Quando minha dentista disse - e eu interpretei o seu tom como cínico entusiasmo - que eu teria que usar aparelho para o resto de minha vida, eu quase acreditei. É claro que, para ela, não há nada nessa vida que substitua seus rigorosos instrumentos, e ela mesma mandaria toda sua técnica em forma de ondas através do espaço sideral. A ditadura do aparelho se instalaria. As crianças seriam condicionadas a venerá-lo e a temê-lo. O aparelho seria objeto de culto, todos as manifestações girariam ao seu redor. Por toda a minha vida. Antes eu achava que era uma sentença de condenação, mas não era isso, ou pelo menos não só isso. Era a importância e devoção de seu trabalho triunfando.

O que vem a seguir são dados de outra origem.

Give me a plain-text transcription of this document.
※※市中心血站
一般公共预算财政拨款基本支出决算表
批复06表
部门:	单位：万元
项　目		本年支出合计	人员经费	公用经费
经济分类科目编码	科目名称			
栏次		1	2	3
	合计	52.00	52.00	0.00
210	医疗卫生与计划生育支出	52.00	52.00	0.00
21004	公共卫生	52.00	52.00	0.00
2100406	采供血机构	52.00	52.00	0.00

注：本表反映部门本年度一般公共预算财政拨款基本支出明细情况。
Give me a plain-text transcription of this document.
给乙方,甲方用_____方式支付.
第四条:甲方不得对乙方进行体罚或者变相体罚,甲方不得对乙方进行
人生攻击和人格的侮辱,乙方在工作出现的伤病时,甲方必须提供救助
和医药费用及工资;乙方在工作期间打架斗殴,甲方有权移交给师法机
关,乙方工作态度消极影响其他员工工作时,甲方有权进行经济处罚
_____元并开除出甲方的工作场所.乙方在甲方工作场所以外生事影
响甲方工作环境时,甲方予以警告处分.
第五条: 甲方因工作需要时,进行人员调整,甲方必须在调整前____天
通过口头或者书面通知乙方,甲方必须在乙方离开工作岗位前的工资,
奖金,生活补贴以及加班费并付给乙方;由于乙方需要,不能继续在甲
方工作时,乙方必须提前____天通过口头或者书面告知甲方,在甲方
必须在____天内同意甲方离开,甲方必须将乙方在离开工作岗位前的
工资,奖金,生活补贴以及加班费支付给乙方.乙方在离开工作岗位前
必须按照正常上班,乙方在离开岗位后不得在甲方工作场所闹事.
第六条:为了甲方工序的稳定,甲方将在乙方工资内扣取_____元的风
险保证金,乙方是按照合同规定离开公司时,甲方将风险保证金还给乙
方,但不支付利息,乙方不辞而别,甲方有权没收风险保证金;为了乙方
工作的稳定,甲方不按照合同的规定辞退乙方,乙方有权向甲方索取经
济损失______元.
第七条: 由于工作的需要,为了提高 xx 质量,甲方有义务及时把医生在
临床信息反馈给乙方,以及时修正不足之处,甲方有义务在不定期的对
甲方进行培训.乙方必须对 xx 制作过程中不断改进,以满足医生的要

Certa vez, um advogado, em semelhante atitude, explicou para mim, e Deus sabe como me era difícil fingir interesse, que o Direito deveria ser lecionado em todos os cursos superiores. Na verdade, todos deveriam saber Direito. Isso lhes abriria em muito a compreensão do mundo. Evidentemente. Mas hoje eu respondo que qualquer outro ramo enriqueceria igualmente suas vidas. Eu mesmo deveria saber muito mais de informática e de engenharia elétrica, pois isso facilitaria muito o meu cotidiano. Botânica, sociologia, psicologia, gramática, todos pretendendo um monopólio de importância. Bom, na verdade, devo confessar que os ramos que geralmente fazem isso pertencem à área de humanas.
Claro que aparelho ortodôntico e processo civil são coisas importantes para a vida de qualquer cidadão. Não estou negando isso. Claro que não. Não sou eu. É toda uma dinâmica ao redor deles que contradizem o triunfo da dentista histérica que gritava com suas funcionárias em público. Eu olho à minha volto e só vejo significâncias e importâncias. Ai - você suspira -, vou espalhar essas verdades achadas na calçada suja, envolver a todos em meu ideal precipitado, essa compreensão quase infinita de sentimentos bem guardados debaixo do braço. Mas então eu levo um tapa na cara e um galho despenca em cima do meu carro, que é para me mostrar que tudo é, na verdade, insignificante.
Eu, ao meu turno, soluciono esse problema com a simples crença de que nada é tão importante que mereça a glória. Pode-se acreditar, quando se toma um objeto isolado, que, isolando-o e fazendo-o girar lentamente na sua mente num vazio ideal, ele é o próprio umbigo do mundo. Porém, eu prefiro basear toda a minha conduta na idéia de que todas as coisas existem da mesma forma e que, por isso, não possuem graus de hierarquia entre si. É nesse sentido que uma casa é feliz da mesma forma que uma pessoa é. Mas óbvio que essa crença desenvolvida aqui igualmente é uma dentre tantas coisas, e, por isso mesmo, ausente de qualquer significado quando isolada. Risos, pois agora eu tornei todo esse texto desnecessário. Com licença, senhores, que agora tentarei salvá-lo de sua autodestruição.
3 comentários:
Se todo mundo que diz "Todo curso superior deveria aprender X" fosse ouvido, todos os cursos superiores durariam 10 anos.
No mais, queria retwittar esse post, mas lembrei que aqui é um blog. Será que você não pode dividir o texto em seções de 140 caracteres para que eu possa satisfazer essa vontade?
Eu cheguei a vibrar com esse texto. Até que o último parágrafo derrubou um galho no meu carro.
A nota é necessária, sério?
Nina: sim, você tem razão. acho que devemos evitar dicas, cutucadas e auto-referências. tirei.
Lucas: quer que eu embrulhe para presente?